Люси недоставало уверенности в своих умственных способностях. Порой она так боялась, что разговор выйдет за пределы ее понимания, что предпочитала свести его к банальностям, например, дискуссию о политике премьер-министра — к его манере причесываться, обсуждение недавно опубликованного романа — к вопросу о том, сочетается ли цвет суперобложки с цветом глаз автора.

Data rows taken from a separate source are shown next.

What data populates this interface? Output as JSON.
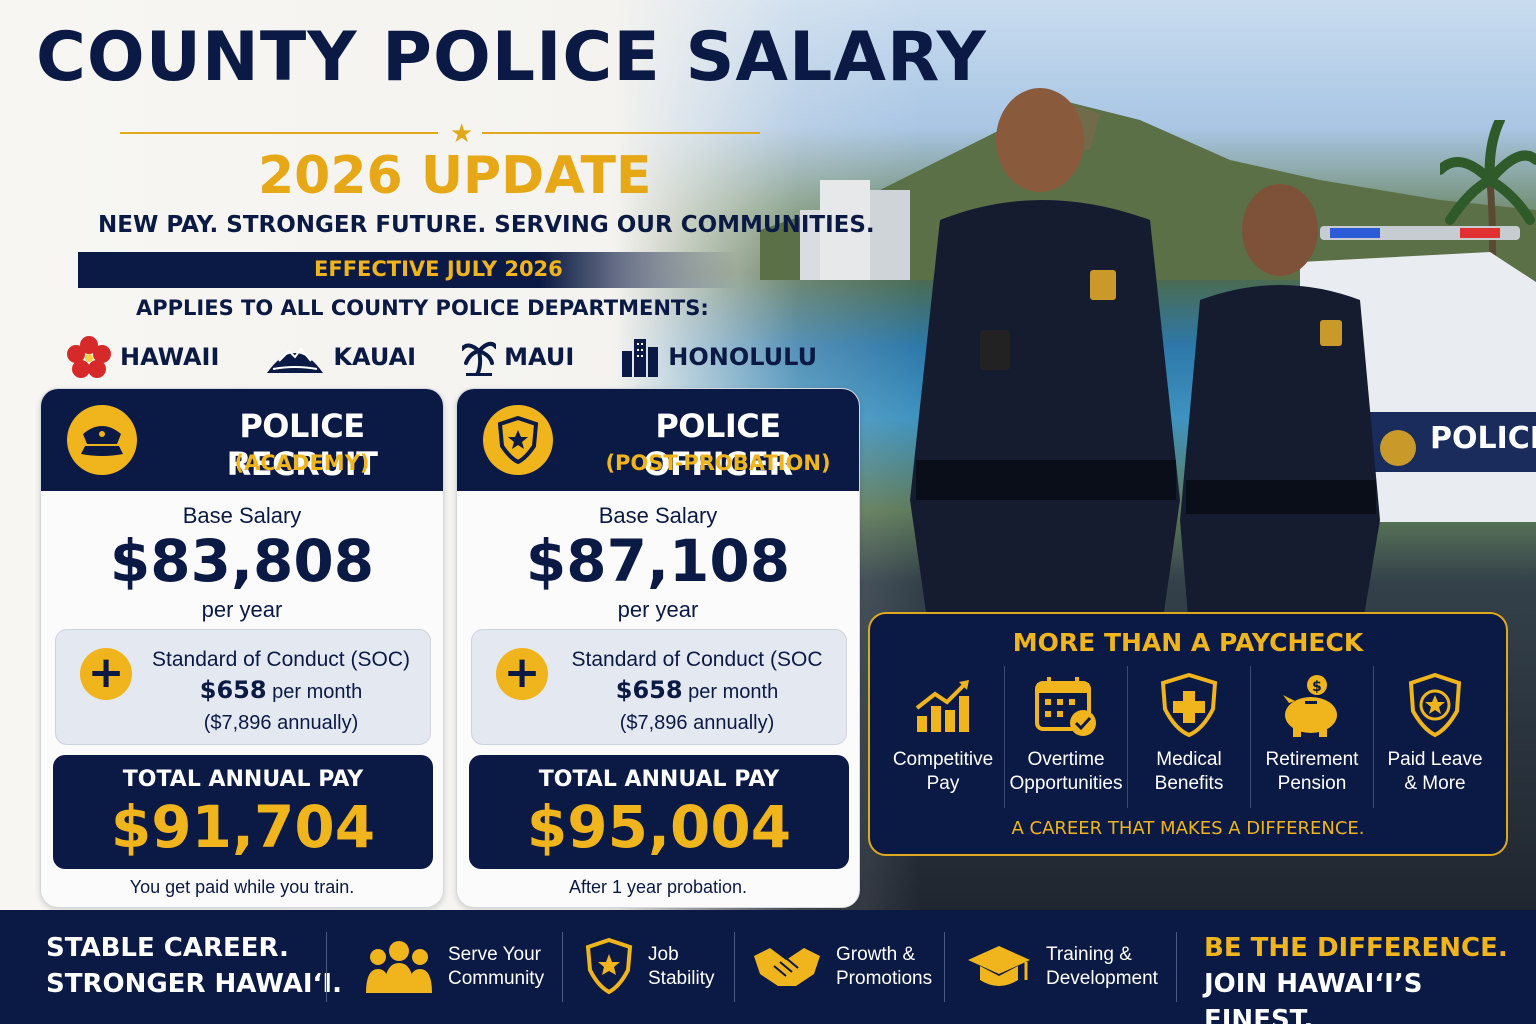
{
  "header": {
    "title": "COUNTY POLICE SALARY",
    "subtitle": "2026 UPDATE",
    "tagline": "NEW PAY.  STRONGER FUTURE.  SERVING OUR COMMUNITIES.",
    "effective": "EFFECTIVE JULY 2026",
    "applies": "APPLIES TO ALL COUNTY POLICE DEPARTMENTS:"
  },
  "counties": [
    {
      "name": "HAWAII",
      "icon": "hibiscus-icon"
    },
    {
      "name": "KAUAI",
      "icon": "mountain-icon"
    },
    {
      "name": "MAUI",
      "icon": "palm-tree-icon"
    },
    {
      "name": "HONOLULU",
      "icon": "city-buildings-icon"
    }
  ],
  "cards": [
    {
      "role": "POLICE RECRUIT",
      "phase": "(ACADEMY)",
      "icon": "police-cap-icon",
      "base_label": "Base Salary",
      "base_value": "$83,808",
      "per_year": "per year",
      "soc_label": "Standard of Conduct (SOC)",
      "soc_amount": "$658",
      "soc_unit": "per month",
      "soc_annual": "($7,896 annually)",
      "total_label": "TOTAL ANNUAL PAY",
      "total_value": "$91,704",
      "note": "You get paid while you train."
    },
    {
      "role": "POLICE OFFICER",
      "phase": "(POST-PROBATION)",
      "icon": "police-badge-icon",
      "base_label": "Base Salary",
      "base_value": "$87,108",
      "per_year": "per year",
      "soc_label": "Standard of Conduct (SOC",
      "soc_amount": "$658",
      "soc_unit": "per month",
      "soc_annual": "($7,896 annually)",
      "total_label": "TOTAL ANNUAL PAY",
      "total_value": "$95,004",
      "note": "After 1 year probation."
    }
  ],
  "scene": {
    "car_label": "POLICE"
  },
  "benefits": {
    "title": "MORE THAN A PAYCHECK",
    "items": [
      {
        "label": "Competitive\nPay",
        "icon": "bar-chart-growth-icon"
      },
      {
        "label": "Overtime\nOpportunities",
        "icon": "calendar-check-icon"
      },
      {
        "label": "Medical\nBenefits",
        "icon": "medical-shield-icon"
      },
      {
        "label": "Retirement\nPension",
        "icon": "piggy-bank-icon"
      },
      {
        "label": "Paid Leave\n& More",
        "icon": "badge-star-icon"
      }
    ],
    "footer": "A CAREER THAT MAKES A DIFFERENCE."
  },
  "footer": {
    "left_line1": "STABLE CAREER.",
    "left_line2": "STRONGER HAWAIʻI.",
    "items": [
      {
        "label": "Serve Your\nCommunity",
        "icon": "community-people-icon"
      },
      {
        "label": "Job\nStability",
        "icon": "shield-star-icon"
      },
      {
        "label": "Growth &\nPromotions",
        "icon": "handshake-icon"
      },
      {
        "label": "Training &\nDevelopment",
        "icon": "graduation-cap-icon"
      }
    ],
    "right_line1": "BE THE DIFFERENCE.",
    "right_line2": "JOIN HAWAIʻI’S FINEST."
  },
  "colors": {
    "navy": "#0b1a44",
    "gold": "#f0b41c"
  }
}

Ее отношение к Изабель колебалось между восхищением и ревностью. Теперь в это верилось с трудом, но в детстве она была тощим и некрасивым ребенком, так что более популярная старшая сестра полностью затмевала ее. Она старалась во всем подражать Изабель и сохранила эту привычку даже в том возрасте, когда место мальчишек заняли мужчины. К несчастью для Изабель, Люси недостаточно было иметь такого же бойфренда, как у нее; зачастую она желала заполучить именно бойфренда сестры, и с двумя мужчинами начала встречаться едва ли не сразу после того, как Изабель ставила точку в их отношениях.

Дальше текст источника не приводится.